KENDAL, Lingkarjateng.id – Badan Penanggulangan Bencana Daerah (BPBD) Kabupaten Kendal melaksanakan kegiatan pembentukan Desa Tangguh Bencana (Destana) di Desa Kebonharjo, Kecamatan Patebon, Senin-Rabu, 20-22 April 2026.
Kegiatan ini sebagai upaya meningkatkan kapasitas dan kesiapsiagaan masyarakat dalam menghadapi potensi bencana.
Diketahui sebelumnya Desa Kebonharjo menjadi salah satu wilayah yang terdampak banjir bandang akibat jebolnya tanggul Kali Bodri. Ribuan rumah warga, fasilitas kesehatan, sekolah dan publik terendam banjir hingga waktu yang cukup lama.
Plt Kasi Pencegahan dan Kesiapsiagaan Herdiyanto Adhityo menyampaikan, melalui program pembentukan Destana, warga dapat mengetahui penanganan bencana yang terencana, terpadu, dan berkelanjutan di tingkat desa.
“Dalam pelaksanaannya, masyarakat desa didorong untuk mampu mengenali berbagai risiko bencana di wilayahnya, melakukan langkah-langkah pencegahan, serta memiliki kemampuan dalam menangani kondisi darurat secara cepat dan tepat,” terangnya.
Selain itu juga dapat meningkatkan kemampuan masyarakat dalam pencegahan, kesiapsiagaan, tanggap darurat hingga pemulihan pasca bencana.

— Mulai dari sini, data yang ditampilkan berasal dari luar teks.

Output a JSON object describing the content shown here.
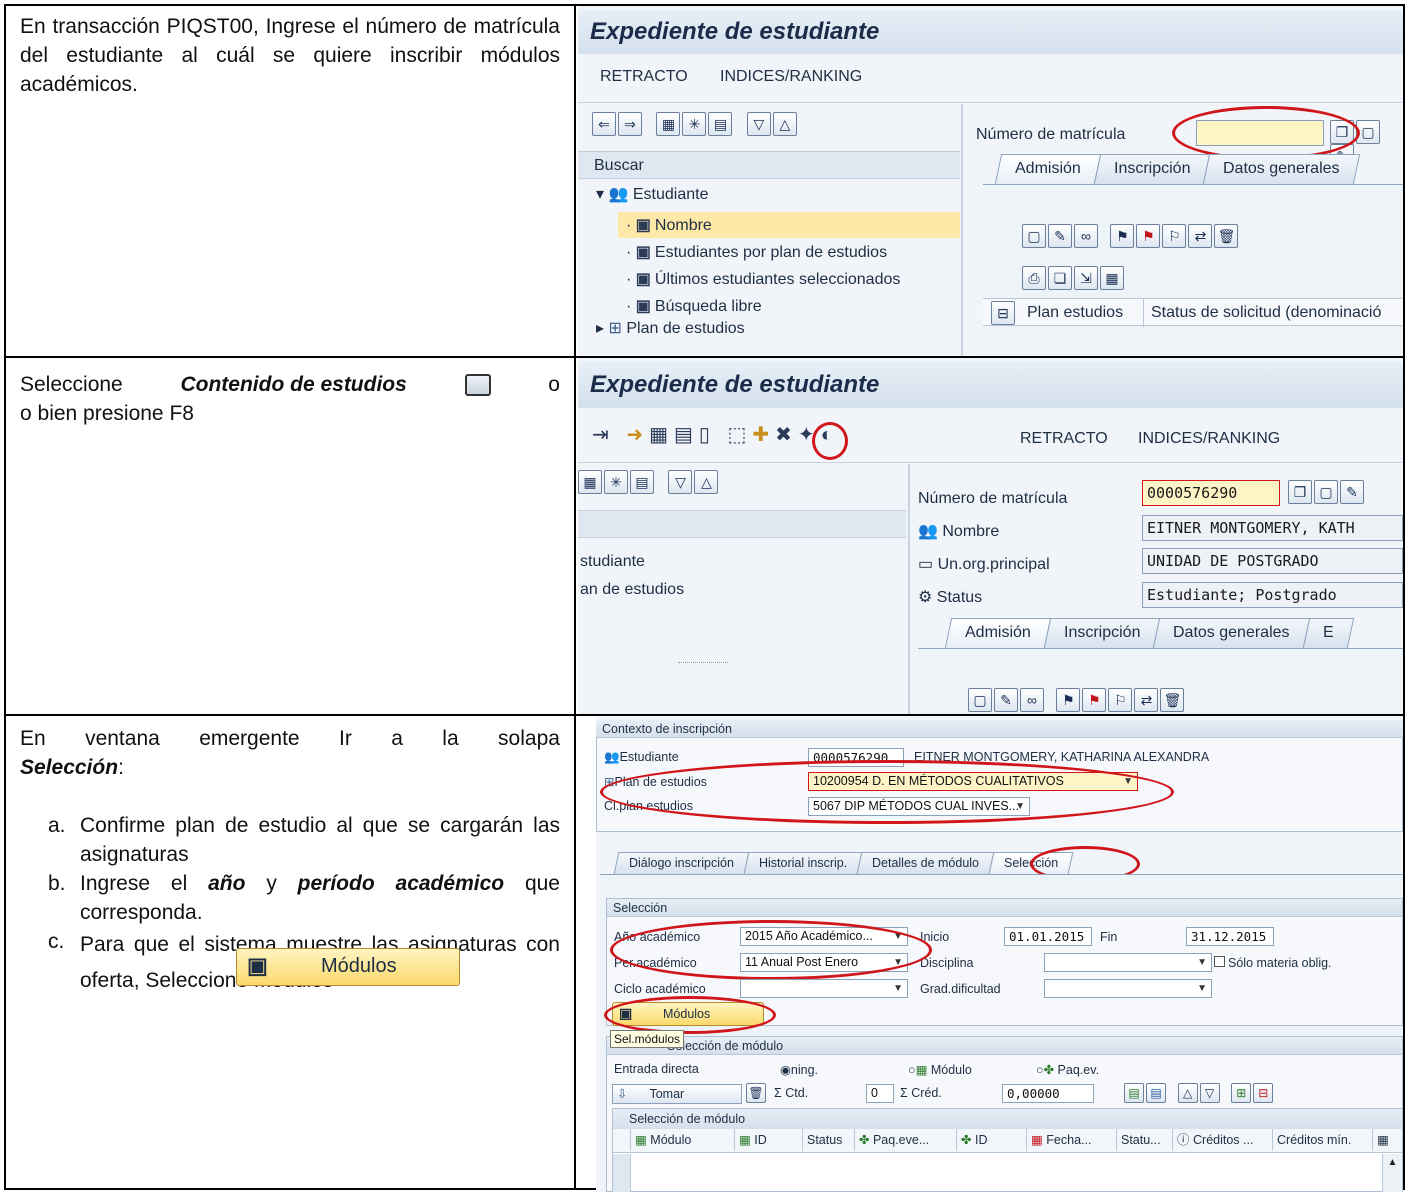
{
  "row1": {
    "instruction": "En transacción PIQST00, Ingrese el número de matrícula del estudiante al cuál se quiere inscribir módulos académicos.",
    "screen": {
      "title": "Expediente de estudiante",
      "menu": [
        "RETRACTO",
        "INDICES/RANKING"
      ],
      "search_label": "Buscar",
      "tree": {
        "root": "Estudiante",
        "items": [
          "Nombre",
          "Estudiantes por plan de estudios",
          "Últimos estudiantes seleccionados",
          "Búsqueda libre"
        ],
        "sibling": "Plan de estudios"
      },
      "field_label": "Número de matrícula",
      "field_value": "",
      "tabs": [
        "Admisión",
        "Inscripción",
        "Datos generales"
      ],
      "table_headers": [
        "Plan estudios",
        "Status de solicitud (denominació"
      ]
    }
  },
  "row2": {
    "instruction_pre": "Seleccione",
    "instruction_em": "Contenido de estudios",
    "instruction_post": "o bien presione F8",
    "screen": {
      "title": "Expediente de estudiante",
      "menu": [
        "RETRACTO",
        "INDICES/RANKING"
      ],
      "tree_items": [
        "studiante",
        "an de estudios"
      ],
      "fields": [
        {
          "label": "Número de matrícula",
          "value": "0000576290"
        },
        {
          "label": "Nombre",
          "value": "EITNER MONTGOMERY, KATH"
        },
        {
          "label": "Un.org.principal",
          "value": "UNIDAD DE POSTGRADO"
        },
        {
          "label": "Status",
          "value": "Estudiante; Postgrado"
        }
      ],
      "tabs": [
        "Admisión",
        "Inscripción",
        "Datos generales",
        "E"
      ]
    }
  },
  "row3": {
    "intro_pre": "En ventana emergente Ir a la solapa",
    "intro_em": "Selección",
    "intro_post": ":",
    "steps": [
      {
        "marker": "a.",
        "text": "Confirme plan de estudio al que se cargarán las asignaturas"
      },
      {
        "marker": "b.",
        "pre": "Ingrese el",
        "em1": "año",
        "mid": "y",
        "em2": "período académico",
        "post": "que corresponda."
      },
      {
        "marker": "c.",
        "text": "Para que el sistema muestre las asignaturas con oferta, Seleccione Módulos"
      }
    ],
    "button_label": "Módulos",
    "screen": {
      "context_header": "Contexto de inscripción",
      "student_label": "Estudiante",
      "student_id": "0000576290",
      "student_name": "EITNER MONTGOMERY, KATHARINA ALEXANDRA",
      "plan_label": "Plan de estudios",
      "plan_value": "10200954 D. EN MÉTODOS CUALITATIVOS",
      "clplan_label": "Cl.plan estudios",
      "clplan_value": "5067 DIP MÉTODOS CUAL INVES...",
      "tabs": [
        "Diálogo inscripción",
        "Historial inscrip.",
        "Detalles de módulo",
        "Selección"
      ],
      "sel_header": "Selección",
      "anio_label": "Año académico",
      "anio_value": "2015 Año Académico...",
      "inicio_label": "Inicio",
      "inicio_value": "01.01.2015",
      "fin_label": "Fin",
      "fin_value": "31.12.2015",
      "per_label": "Per.académico",
      "per_value": "11 Anual Post Enero",
      "disc_label": "Disciplina",
      "solo_label": "Sólo materia oblig.",
      "ciclo_label": "Ciclo académico",
      "grad_label": "Grad.dificultad",
      "modulos_btn": "Módulos",
      "tooltip": "Sel.módulos",
      "selmod_header": "Selección de módulo",
      "entrada_label": "Entrada directa",
      "radio_ning": "ning.",
      "radio_modulo": "Módulo",
      "radio_paq": "Paq.ev.",
      "tomar": "Tomar",
      "ctd": "Ctd.",
      "ctd_value": "0",
      "cred": "Créd.",
      "cred_value": "0,00000",
      "table_title": "Selección de módulo",
      "columns": [
        "Módulo",
        "ID",
        "Status",
        "Paq.eve...",
        "ID",
        "Fecha...",
        "Statu...",
        "Créditos ...",
        "Créditos mín."
      ]
    }
  }
}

Mendorong partisipasi aktif seluruh unsur masyarakat dalam upaya pengurangan resiko bencana.
“Membangun koordinasi dan kerjasama antara pemerintah desa, masyarakat, dan pemangku kepentingan terkait dan mewujudkan desa yang tangguh, mandiri, dan berkelanjutan dalam menghadapi bencana,” sambungnya.
Ia berharap pembentukan Desa Tangguh Bencana ini mampu memperkuat kolaborasi semua pihak, sehingga tercipta lingkungan yang aman, siap, dan sigap dalam menghadapi berbagai kemungkinan bencana.

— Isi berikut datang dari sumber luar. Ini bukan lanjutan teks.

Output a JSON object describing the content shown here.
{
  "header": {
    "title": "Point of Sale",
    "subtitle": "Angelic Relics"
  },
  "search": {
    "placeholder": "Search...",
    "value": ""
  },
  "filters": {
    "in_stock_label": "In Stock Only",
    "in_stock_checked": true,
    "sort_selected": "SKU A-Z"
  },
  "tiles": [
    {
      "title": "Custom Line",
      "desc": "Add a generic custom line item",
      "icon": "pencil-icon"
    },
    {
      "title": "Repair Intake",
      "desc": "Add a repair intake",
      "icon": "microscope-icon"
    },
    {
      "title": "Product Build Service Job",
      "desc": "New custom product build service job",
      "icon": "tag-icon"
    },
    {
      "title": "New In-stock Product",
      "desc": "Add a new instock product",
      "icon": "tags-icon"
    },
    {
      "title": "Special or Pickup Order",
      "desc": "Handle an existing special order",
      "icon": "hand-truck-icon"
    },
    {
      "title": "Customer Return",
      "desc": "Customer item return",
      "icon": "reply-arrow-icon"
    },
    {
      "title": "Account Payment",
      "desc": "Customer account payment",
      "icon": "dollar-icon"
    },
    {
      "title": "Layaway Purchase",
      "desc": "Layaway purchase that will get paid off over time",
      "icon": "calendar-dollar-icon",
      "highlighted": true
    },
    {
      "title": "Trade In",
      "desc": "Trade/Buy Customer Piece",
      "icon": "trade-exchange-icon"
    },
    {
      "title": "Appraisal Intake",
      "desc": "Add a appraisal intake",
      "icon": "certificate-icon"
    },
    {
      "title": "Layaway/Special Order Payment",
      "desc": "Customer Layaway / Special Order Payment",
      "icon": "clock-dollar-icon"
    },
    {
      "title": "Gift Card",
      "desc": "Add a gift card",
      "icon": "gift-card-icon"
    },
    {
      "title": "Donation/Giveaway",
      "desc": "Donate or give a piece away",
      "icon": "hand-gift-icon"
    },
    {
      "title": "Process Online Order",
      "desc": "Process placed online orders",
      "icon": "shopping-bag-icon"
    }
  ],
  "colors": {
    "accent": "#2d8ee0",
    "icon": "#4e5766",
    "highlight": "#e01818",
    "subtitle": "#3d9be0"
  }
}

“Kami berharap agar kegiatan ini dapat dilaksanakan sebaik-baiknya, secara sungguh-sungguh, dan penuh rasa tanggung jawab. Seluruh tahapan hendaknya disesuaikan dengan kondisi, potensi dan kebutuhan nyata di lapangan. Sehingga hasilnya memberikan manfaat yang nyata bagi masyarakat,” tandasnya.
Kepala Desa Kebonharjo, Edi Lukman berharap, dengan pembentukan Destana ini warga menjadi lebih tanggap dan siap saat terjadi bencana.

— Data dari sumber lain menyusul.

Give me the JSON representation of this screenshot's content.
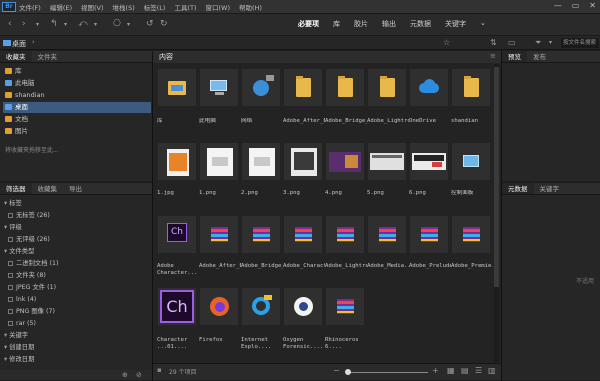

“Harapannya jika ada bencana warga sudah siap dan tidak panik. Warga sudah mengetahui apa yang harus dilakukan,” ungkapnya.
Salah satu relawan, Arif Fajar Hidayat menyambut baik pembentukan Destana di Desa Kebonharjo.
“Kami mengapresiasi BPBD Kendal atas fasilitasi Destana. Ini sangat membantu dalam hal kesiapan kita untuk menghadapi bencana,” ujarnya.
Ia menyebut, ada sekitar 35 relawan yang terdiri dari berbagai unsur baik organisasi masyarakat, tenaga kesehatan, RT/RW dan lain sebagainya.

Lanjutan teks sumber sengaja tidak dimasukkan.